Public spaces change fast here in San Francisco, and for better or worse, it can be pretty crazy when you see what the City used to look like. Every week, we'll bring you Then & Now, a comparison of historic photos of the Bay Area with current views from the same perspective. Have a suggestion for a photo comparison that looks totally different (or shockingly the same)? Drop us a tip in the Curbed Inbox or leave a comment after the jump.
Quick note: See that vertical green bar in the middle of the then and now photos? You can move it horizontally to see the photos side by side.
[1856 Then photo: SAN FRANCISCO HISTORY CENTER, SAN FRANCISCO PUBLIC LIBRARY/ Now photo: Google Maps] Sometimes we forget to highlight the city's most famous historic sites because, well, everyone already knows about them. But that doesn't make them any less impressive. In honor of it's basilica's 100th birthday, today we're taking a look back at the city's (arguably) oldest building – the original Misión San Francisco de Asís – better known as Mission Dolores.
Mission Dolores has been studied and talked about at length, so we'll give the Cliffsnotes version. The first California mission was established by Father Junipero Serra near San Diego in 1769. 21 other California missions followed, with Spanish priests travelling along El Camino Real between San Diego and Sonoma. Mission Dolores was named for St. Francis of Assisi, the founder of the Franciscan order, but was commonly referred to Dolores for its proximity to a spring and small stream nearby called Nuestra Senora de los Dolores.
Mission Dolores with previous brick chuch, 1884 [Photo: SAN FRANCISCO HISTORY CENTER, SAN FRANCISCO PUBLIC LIBRARY/ Now photo: Google Maps]

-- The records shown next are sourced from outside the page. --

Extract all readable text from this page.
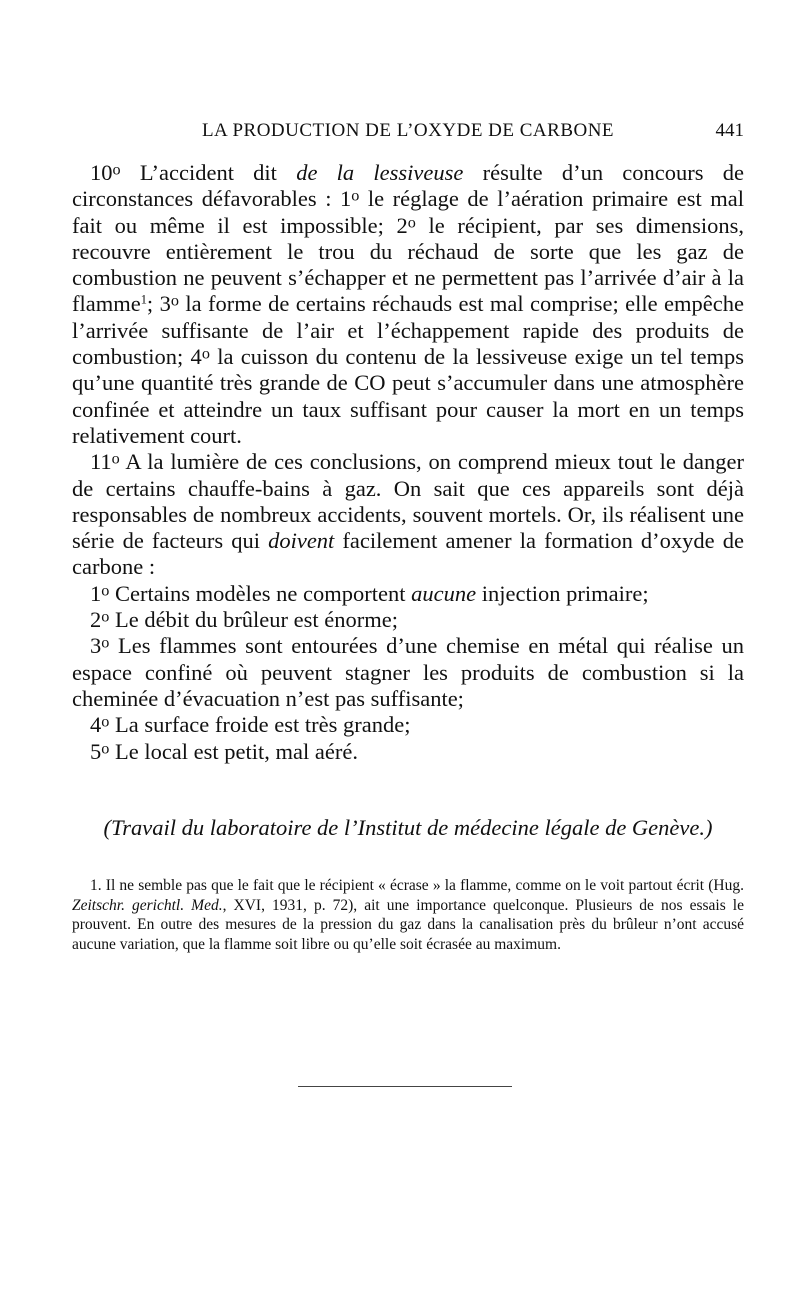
LA PRODUCTION DE L’OXYDE DE CARBONE	441

10$^o$ L’accident dit de la lessiveuse résulte d’un concours de circonstances défavorables : 1$^o$ le réglage de l’aération primaire est mal fait ou même il est impossible; 2$^o$ le récipient, par ses dimensions, recouvre entièrement le trou du réchaud de sorte que les gaz de combustion ne peuvent s’échapper et ne permettent pas l’arrivée d’air à la flamme$^1$; 3$^o$ la forme de certains réchauds est mal comprise; elle empêche l’arrivée suffisante de l’air et l’échappement rapide des produits de combustion; 4$^o$ la cuisson du contenu de la lessiveuse exige un tel temps qu’une quantité très grande de CO peut s’accumuler dans une atmosphère confinée et atteindre un taux suffisant pour causer la mort en un temps relativement court.

11$^o$ A la lumière de ces conclusions, on comprend mieux tout le danger de certains chauffe-bains à gaz. On sait que ces appareils sont déjà responsables de nombreux accidents, souvent mortels. Or, ils réalisent une série de facteurs qui doivent facilement amener la formation d’oxyde de carbone :

1$^o$ Certains modèles ne comportent aucune injection primaire;

2$^o$ Le débit du brûleur est énorme;

3$^o$ Les flammes sont entourées d’une chemise en métal qui réalise un espace confiné où peuvent stagner les produits de combustion si la cheminée d’évacuation n’est pas suffisante;

4$^o$ La surface froide est très grande;

5$^o$ Le local est petit, mal aéré.

(Travail du laboratoire de l’Institut de médecine légale de Genève.)
1. Il ne semble pas que le fait que le récipient « écrase » la flamme, comme on le voit partout écrit (Hug. Zeitschr. gerichtl. Med., XVI, 1931, p. 72), ait une importance quelconque. Plusieurs de nos essais le prouvent. En outre des mesures de la pression du gaz dans la canalisation près du brûleur n’ont accusé aucune variation, que la flamme soit libre ou qu’elle soit écrasée au maximum.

Misión San Francisco de Asís was founded on June 29, 1776, by members of the de Anza Expedition Lieutenant José Joaquin Moraga and Father Francisco Palóu. The first mass was held in a temporary structure made of logs and thatch near what today is Camp and Albion Streets, with the adobe mission church constructed and completed by Christianized Native Americans in 1791. After the Gold Rush, Yerba Buena became a sort of entertainment district, with saloons, gambling halls, and racetracks, but the Mission remained. A large Gothic Revival brick church was built next to the original Mission by 1876, though it was destroyed in the 1906 Earthquake and Fire (amazingly the adobe Mission survived). In 1913, construction began on the new basilica, later inspired by the 1926 Panama-California Exposition in San Diego.
Mission Dolores Basilica, built 1913 [Photo: Noehill]
The original adobe Mission had a historic-in-its-own-right restoration in 1917 by local historic starchitect Willis Polk. Last year Oakland-based CyArk used laser scanning and digital modeling to document all the 21 missions, revealing images at Mission Dolores of the 1791 Ohlone-painted mural that was blocked behind a 200-year-old Mexican relief sculpture.
Scan of the alter at Mission Dolores [Photo: Cyark]
An eternal nerd fight continues over whether Mission Dolores is actually the oldest surviving building in San Francisco. Some say the Presidio's Officer Club is older since remnants of its original adobe structure date to 1776.
Adobe walls of Presidio's Officer Club [Photo: Scott Hess]
· Mission Timeline [California Mission Resource Center]
· Misión San Francisco de Asís [Noehill]
· Mission Dolores [California Place Names via Google Books]
· Building in San Francisco's Presidio could be oldest in The City [SF Examiner]
· Previous Coverage of Mission Dolores [Curbed SF archives]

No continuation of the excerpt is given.